Als nicht dogmatisch angewendete Regel hat die Drei-Punkt-Regel auch im modernen Sportklettern nach wie vor ihre Berechtigung. Insbesondere in der Anfängerschulung wird die Anwendung der Regel, im Sinne einer Vorgabe, zur Festigung der elementaren Steigtechnik praktiziert. Auch im alpinen Klettern, besonders in ernsten, schlecht abgesicherten und brüchigen Routen hat sich die Drei-Punkt-Regel bis heute eine gewisse Gültigkeit bewahrt.[4]

Einzelnachweise

  1. Otto Eidenschink: Richtiges Bergsteigen in Fels und Eis für Wanderer und Kletterer – die Technik im Fels. 5. Auflage. Bruckmann Verlag, München 1964, S. 39.
  2. Kletter – Lexikon. In: Sicher Klettern lernen – die interaktive Kletterschule. Katrin Kiermeier, archiviert vom Original am 29. Februar 2008; abgerufen am 25. Juni 2023.
  3. Thomas Strobl: Freeclimbing. Technik und Training. Mit Spezialtips für künstliche Kletterwände. 1. Auflage. Falken Verlag, Niedernhausen 1992, ISBN 3-8068-1251-9, S. 50.
  4. Grundwissen Klettern: Bewegungstechnik. Alpin – Das BergMagazin, 23. August 2005, abgerufen am 25. Juni 2023.
  5. John Gill: Reflections & Commentaries: Page 3: Kinaesthetics & Dynamics. 28. Januar 2007, abgerufen am 1. März 2008 (englisch).
  6. Kai Hoffmann: Bouldern. Archiviert vom Original (nicht mehr online verfügbar) am 8. Juni 2008; abgerufen am 1. September 2015.

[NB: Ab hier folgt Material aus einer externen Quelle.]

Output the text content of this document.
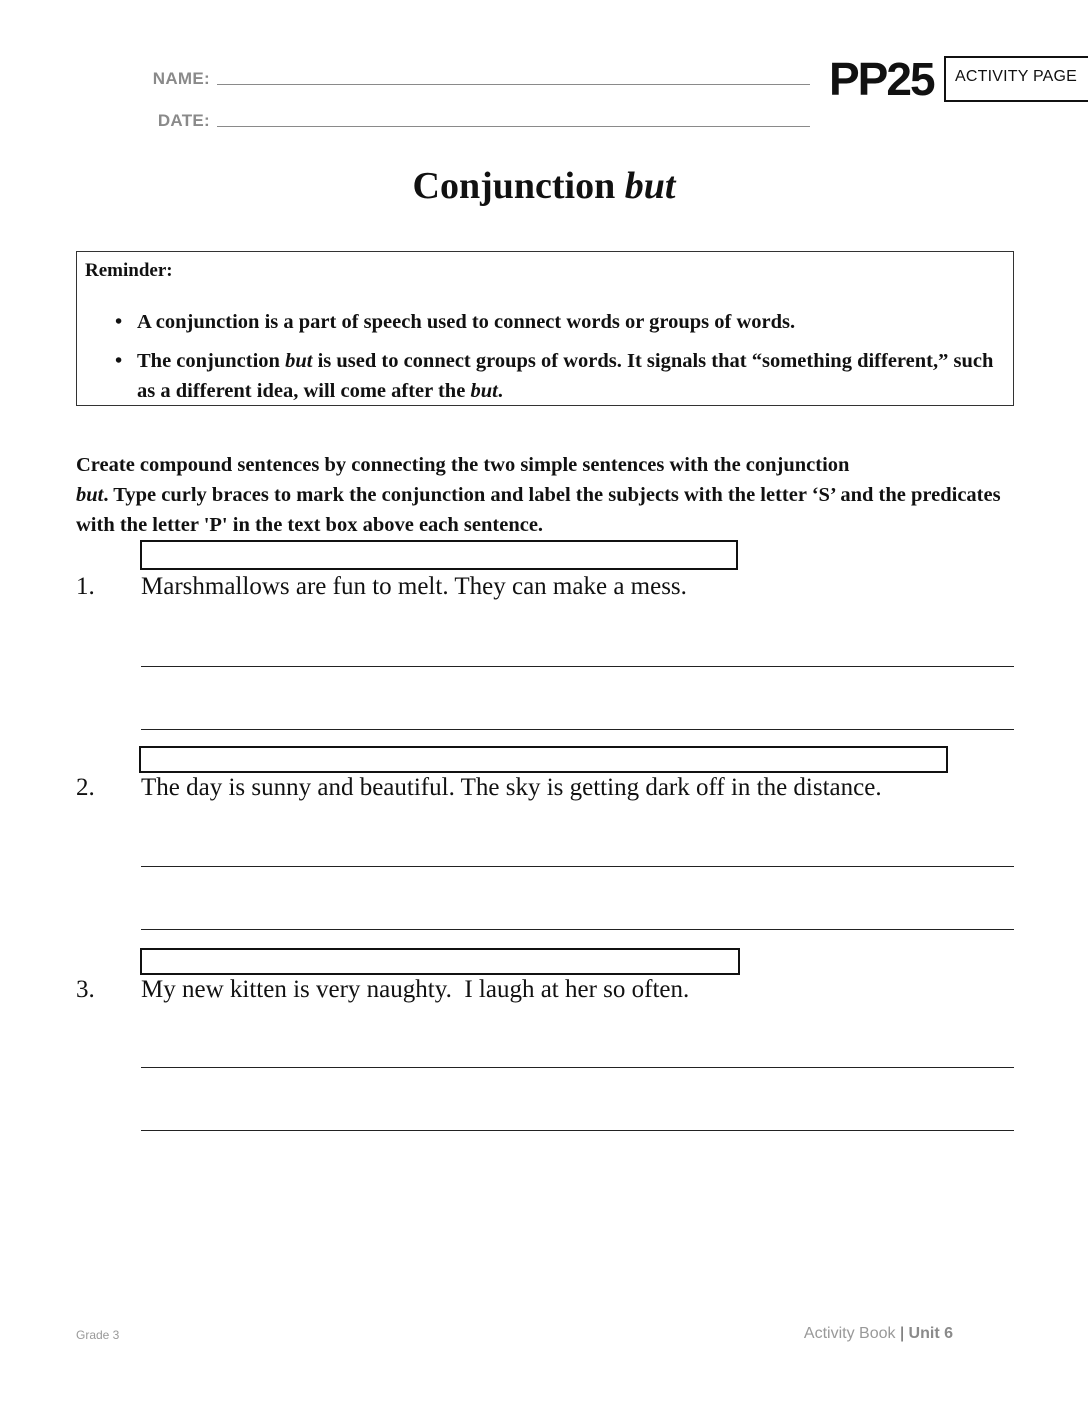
NAME:
DATE:
PP25	ACTIVITY PAGE
Conjunction but
Reminder:
• A conjunction is a part of speech used to connect words or groups of words.
• The conjunction but is used to connect groups of words. It signals that “something different,” such as a different idea, will come after the but.
Create compound sentences by connecting the two simple sentences with the conjunction
but. Type curly braces to mark the conjunction and label the subjects with the letter ‘S’ and the predicates with the letter 'P' in the text box above each sentence.
1. Marshmallows are fun to melt. They can make a mess.
2. The day is sunny and beautiful. The sky is getting dark off in the distance.
3. My new kitten is very naughty.  I laugh at her so often.
Grade 3	Activity Book | Unit 6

  7. John Gill: Reflections & Commentaries: Page 3.1: Ethereal Bouldering. No Hands Problems. 28. Januar 2007, abgerufen am 1. März 2008 (englisch).
  8. Autorenkollektiv unter der Leitung von Wolfram Kind: Bergsteigen. Ein Lehrbuch für Übungsleiter und Aktive. Sportverlag, Berlin 1975, S. 32.
  9. Sepp Gschwendtner: Sicher Freiklettern. 1. Auflage. Bergverlag Rother, München 1981, ISBN 3-7633-6052-2, S. 17.